Phase 4: Produce the report
Structure the output as follows:
High-value opportunities
For each opportunity (sorted by relevance to the current project):
- Issue/PR reference: number, title, link
- Engagement: reaction count, comment count, age
- Status: open/closed/rejected, and why
- Relevance: how it maps to the current project's scope
- Action: what the current project could do (already supports it, should add it, worth considering)
Platforms / features added to the target repo
List features that were merged into the target repo and that the current project might want to support too.
Detection techniques worth borrowing
Novel approaches or data sources proposed in issues/PRs.
Maintenance signals
Evidence table of maintenance health (stale PRs, release cadence, unanswered issues).
Commercial posture
State the verdict (fully OSS / open-core-light / open-core-heavy / fully proprietary / retired / acquisition-drifted).
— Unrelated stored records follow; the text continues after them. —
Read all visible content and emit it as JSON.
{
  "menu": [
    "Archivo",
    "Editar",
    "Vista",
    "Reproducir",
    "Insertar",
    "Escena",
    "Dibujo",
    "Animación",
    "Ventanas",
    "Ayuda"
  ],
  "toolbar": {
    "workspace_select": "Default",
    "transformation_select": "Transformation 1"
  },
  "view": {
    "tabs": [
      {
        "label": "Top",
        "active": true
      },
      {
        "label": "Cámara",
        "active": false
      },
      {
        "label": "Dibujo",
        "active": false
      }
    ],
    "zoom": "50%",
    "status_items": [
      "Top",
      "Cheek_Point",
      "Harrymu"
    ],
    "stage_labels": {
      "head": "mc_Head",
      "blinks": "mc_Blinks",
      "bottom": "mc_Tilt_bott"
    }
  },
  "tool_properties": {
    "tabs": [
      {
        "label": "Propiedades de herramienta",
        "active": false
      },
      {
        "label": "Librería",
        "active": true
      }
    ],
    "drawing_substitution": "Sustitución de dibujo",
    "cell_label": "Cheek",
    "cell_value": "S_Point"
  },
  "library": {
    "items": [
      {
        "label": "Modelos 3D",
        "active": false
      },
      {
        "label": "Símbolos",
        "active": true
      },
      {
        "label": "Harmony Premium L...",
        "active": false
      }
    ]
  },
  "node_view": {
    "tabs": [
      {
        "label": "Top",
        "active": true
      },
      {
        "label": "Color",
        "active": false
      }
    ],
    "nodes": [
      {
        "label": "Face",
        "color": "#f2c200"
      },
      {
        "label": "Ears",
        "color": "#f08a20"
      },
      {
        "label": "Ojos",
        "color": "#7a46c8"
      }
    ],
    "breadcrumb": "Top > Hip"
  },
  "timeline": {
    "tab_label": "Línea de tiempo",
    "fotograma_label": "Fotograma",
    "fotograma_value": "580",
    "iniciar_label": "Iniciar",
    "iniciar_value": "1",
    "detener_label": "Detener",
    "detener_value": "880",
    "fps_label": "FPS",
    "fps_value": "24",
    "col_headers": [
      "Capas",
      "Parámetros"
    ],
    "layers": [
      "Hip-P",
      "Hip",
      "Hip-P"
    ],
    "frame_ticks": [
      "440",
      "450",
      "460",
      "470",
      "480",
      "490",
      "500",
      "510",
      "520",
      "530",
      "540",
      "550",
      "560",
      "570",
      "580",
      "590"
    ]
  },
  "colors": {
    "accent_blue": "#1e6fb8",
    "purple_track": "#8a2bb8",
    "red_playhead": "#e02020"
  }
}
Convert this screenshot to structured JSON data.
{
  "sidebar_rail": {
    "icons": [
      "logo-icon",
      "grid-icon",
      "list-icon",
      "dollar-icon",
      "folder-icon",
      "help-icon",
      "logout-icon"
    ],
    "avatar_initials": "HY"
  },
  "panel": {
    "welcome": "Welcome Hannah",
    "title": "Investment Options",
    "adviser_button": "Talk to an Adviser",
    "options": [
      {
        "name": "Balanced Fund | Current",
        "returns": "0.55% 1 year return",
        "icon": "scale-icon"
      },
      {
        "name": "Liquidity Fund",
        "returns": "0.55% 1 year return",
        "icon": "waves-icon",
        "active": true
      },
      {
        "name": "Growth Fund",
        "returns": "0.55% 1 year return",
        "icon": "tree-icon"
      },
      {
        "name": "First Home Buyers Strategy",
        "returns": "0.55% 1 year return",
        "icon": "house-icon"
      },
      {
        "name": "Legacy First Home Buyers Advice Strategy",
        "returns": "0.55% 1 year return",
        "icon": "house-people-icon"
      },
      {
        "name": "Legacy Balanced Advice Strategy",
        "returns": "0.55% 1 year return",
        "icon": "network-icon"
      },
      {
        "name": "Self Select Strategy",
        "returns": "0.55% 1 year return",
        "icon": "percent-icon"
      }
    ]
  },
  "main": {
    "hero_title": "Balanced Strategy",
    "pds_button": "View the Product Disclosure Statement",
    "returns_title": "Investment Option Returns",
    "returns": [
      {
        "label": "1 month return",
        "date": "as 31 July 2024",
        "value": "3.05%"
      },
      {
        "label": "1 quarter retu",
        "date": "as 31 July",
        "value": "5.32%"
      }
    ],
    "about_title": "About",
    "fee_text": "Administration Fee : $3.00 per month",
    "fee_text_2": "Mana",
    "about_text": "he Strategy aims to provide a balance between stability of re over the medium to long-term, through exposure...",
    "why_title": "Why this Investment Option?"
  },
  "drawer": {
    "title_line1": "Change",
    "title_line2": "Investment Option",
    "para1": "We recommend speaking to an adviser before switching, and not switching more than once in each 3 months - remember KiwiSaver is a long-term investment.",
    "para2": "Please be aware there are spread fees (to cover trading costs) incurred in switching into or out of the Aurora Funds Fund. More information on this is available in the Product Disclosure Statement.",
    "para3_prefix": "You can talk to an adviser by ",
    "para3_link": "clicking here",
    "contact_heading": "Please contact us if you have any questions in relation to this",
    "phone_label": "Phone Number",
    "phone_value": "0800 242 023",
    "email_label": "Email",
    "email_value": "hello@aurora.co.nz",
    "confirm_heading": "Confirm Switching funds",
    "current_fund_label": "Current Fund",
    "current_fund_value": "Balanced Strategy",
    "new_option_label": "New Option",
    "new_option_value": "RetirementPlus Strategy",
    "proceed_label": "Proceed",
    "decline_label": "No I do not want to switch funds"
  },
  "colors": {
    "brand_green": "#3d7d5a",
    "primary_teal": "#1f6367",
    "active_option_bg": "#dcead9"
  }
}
For open-core variants, list which essential features are gated and where (Enterprise tier, Cloud add-on, separate ee/ folder, per-MAU pricing). Include the vendor's pricing-page URL when relevant.
For curation tasks (e.g., feeding an awesome-list selection), use this verdict to decide:
- Fully OSS → eligible, mark with the 🆓 marker if the awesome-list uses such markers.
- Open-core-light → eligible when covering a distinct niche; mark with the 💸 marker.
- Open-core-heavy → reject in overcrowded sections; the OSS shell is not genuinely usable in production.
- Fully proprietary → reject when an OSS alternative exists; otherwise borderline.
- Retired or acquisition-drifted → flag for removal even when the repo is not formally archived.
Retirement and acquisition signals
Quote any explicit retirement notice from the README, link the successor project if named, and call out acquisition-drift symptoms (Dependabot-only commits, stale latestRelease despite recent pushedAt, vendor roadmap shifted to a successor commercial product).
Bottom line
A concise summary of the biggest wins and positioning advantages.
Important rules
- Use
gh CLI for all GitHub API interactions — never scrape HTML.
- Use the Agent tool to parallelize research across open issues, closed issues, and PRs.
- When fetching issue/PR details, batch requests to avoid rate limiting.
- Focus on relevance to the current project — skip issues about internal bugs, CI config, or typo fixes.
- Include direct links to issues/PRs so the user can follow up.
- If the target repo has thousands of issues, focus on the top 100 by engagement rather than trying to read everything.
- Present findings with clear, scannable formatting (tables, headers, bullet points).
- Do not editorialize beyond factual observations — let the data speak.